Year sixteen, age fifteen and sophomore year: September 1997-1998

During this year my Aunt Lora died and it was the first time I really remember being broken by immediate death. The night before her funeral we went over to her house as a family and I think I spent hours in the room I would stay as a child, just crying without pause. I told myself that I would leave the room when I stopped crying but it never happened. Eventually my grandpa came in and hugged me and walked me out, and eventually I stopped crying. But that was a great loss, indeed. 

Sophomore year I was in the journalism class at school and one day I was asked to write a story about Young Life for Cambia, the year book. So I went to club that week with a mini tape recorder that I borrowed from my brother. Before and after club I interviewed people about their experience with Young Life; what it was, why they went, etc. I eventually went up to Mindy and asked, "So, Mindy, why are you a Young Life leader?" And she answered, without skipping a beat, "For you." I think I awkwardly giggled a little and went on with the interview. 

A couple hours later, when I got home, I went straight to my room and closed the door. I took out that mini tape recorder and queued it to Mindy's interview, pressed play and listened to her words, "For you." Then I pressed rewind and play, "For you." Rewind and play again, "For you." Rewind and play again and again for quite a while until I was just sobbing. Those two words, for you, were the first two words of the gospel of Jesus for me. I don't know if I could have understood what it meant to be the object of God's affection, until I understood that I meant something to somebody like Mindy. 

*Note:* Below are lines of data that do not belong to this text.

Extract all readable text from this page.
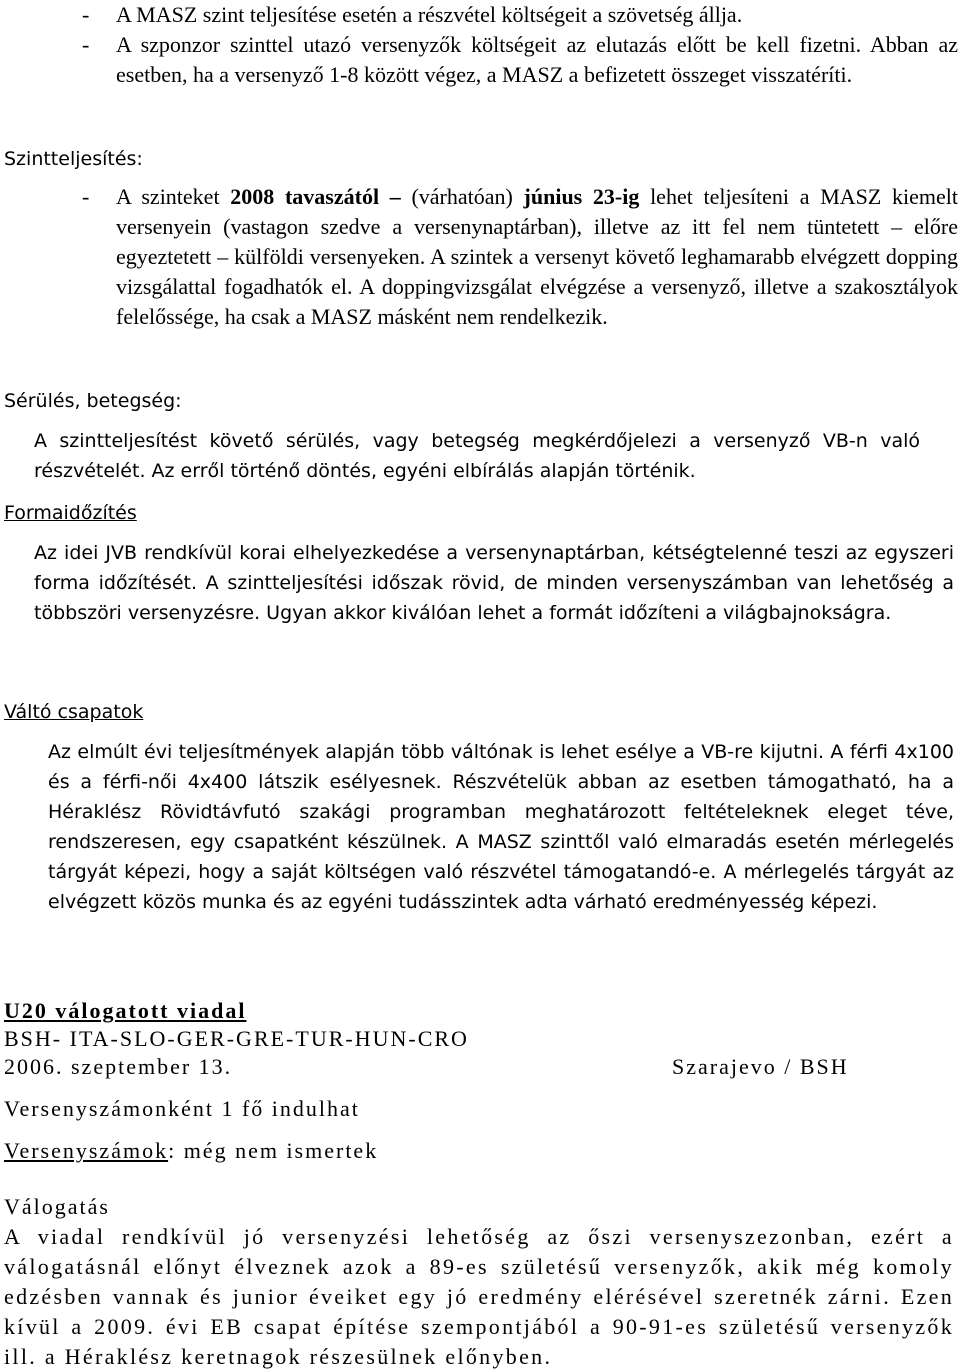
-	A MASZ szint teljesítése esetén a részvétel költségeit a szövetség állja.
-	A szponzor szinttel utazó versenyzők költségeit az elutazás előtt be kell fizetni. Abban az esetben, ha a versenyző 1-8 között végez, a MASZ a befizetett összeget visszatéríti.
Szintteljesítés:
-	A szinteket 2008 tavaszától – (várhatóan) június 23-ig lehet teljesíteni a MASZ kiemelt versenyein (vastagon szedve a versenynaptárban), illetve az itt fel nem tüntetett – előre egyeztetett – külföldi versenyeken. A szintek a versenyt követő leghamarabb elvégzett dopping vizsgálattal fogadhatók el. A doppingvizsgálat elvégzése a versenyző, illetve a szakosztályok felelőssége, ha csak a MASZ másként nem rendelkezik.
Sérülés, betegség:
A szintteljesítést követő sérülés, vagy betegség megkérdőjelezi a versenyző VB-n való részvételét. Az erről történő döntés, egyéni elbírálás alapján történik.
Formaidőzítés
Az idei JVB rendkívül korai elhelyezkedése a versenynaptárban, kétségtelenné teszi az egyszeri forma időzítését. A szintteljesítési időszak rövid, de minden versenyszámban van lehetőség a többszöri versenyzésre. Ugyan akkor kiválóan lehet a formát időzíteni a világbajnokságra.
Váltó csapatok
Az elmúlt évi teljesítmények alapján több váltónak is lehet esélye a VB-re kijutni. A férfi 4x100 és a férfi-női 4x400 látszik esélyesnek. Részvételük abban az esetben támogatható, ha a Héraklész Rövidtávfutó szakági programban meghatározott feltételeknek eleget téve, rendszeresen, egy csapatként készülnek. A MASZ szinttől való elmaradás esetén mérlegelés tárgyát képezi, hogy a saját költségen való részvétel támogatandó-e. A mérlegelés tárgyát az elvégzett közös munka és az egyéni tudásszintek adta várható eredményesség képezi.
U20 válogatott viadal
BSH- ITA-SLO-GER-GRE-TUR-HUN-CRO
2006. szeptember 13.	Szarajevo / BSH
Versenyszámonként 1 fő indulhat
Versenyszámok: még nem ismertek
Válogatás
A viadal rendkívül jó versenyzési lehetőség az őszi versenyszezonban, ezért a válogatásnál előnyt élveznek azok a 89-es születésű versenyzők, akik még komoly edzésben vannak és junior éveiket egy jó eredmény elérésével szeretnék zárni. Ezen kívül a 2009. évi EB csapat építése szempontjából a 90-91-es születésű versenyzők ill. a Héraklész keretnagok részesülnek előnyben.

I had been going out with this boy named David for most of my sophomore year. We essentially broke up because I wouldn't have sex with him and that break-up is what caused me to take a good look around and wonder who my friends really were and where I had been finding my identity for the past eight months or so. It was at this point that I realized how much I cared about who my friends or boyfriends were and what they thought of me, because I was finding my identity in my relationships. That was not the kind of person I wanted to be. I desired a more steadfast identity; a solid foundation.

This girl and guy in a couple of my classes had told me that they were going to this camp that summer called Circle-C. I had actually been to Circle-C Ranch three times before, all throughout middle school, so I knew what it was. After this break-up and before the registration deadline, I signed up to go.

During that week all the missing pieces of the gospel of Jesus came together for me. Having grown up Catholic, I believed that my standing in God's favor was dependent on me and what I did or didn't do and I wasted a lot of time feeling guilty or unfulfilled. I was religious but that's about it. That week I listened closely to what everybody had to say about really having a relationship with Jesus, and what that meant not only for me in the after-life, but for my real life. There was a time when all the campers had the opportunity to share something significant about the week and I said, in a microphone in front of a couple hundred teenagers, "I came here looking for something and I found it."

I cannot say there was one exact ah-ha moment where I became a Christian, but when I got home I opened my Bible and I did it again every night after that for a long time. That was when I found my life.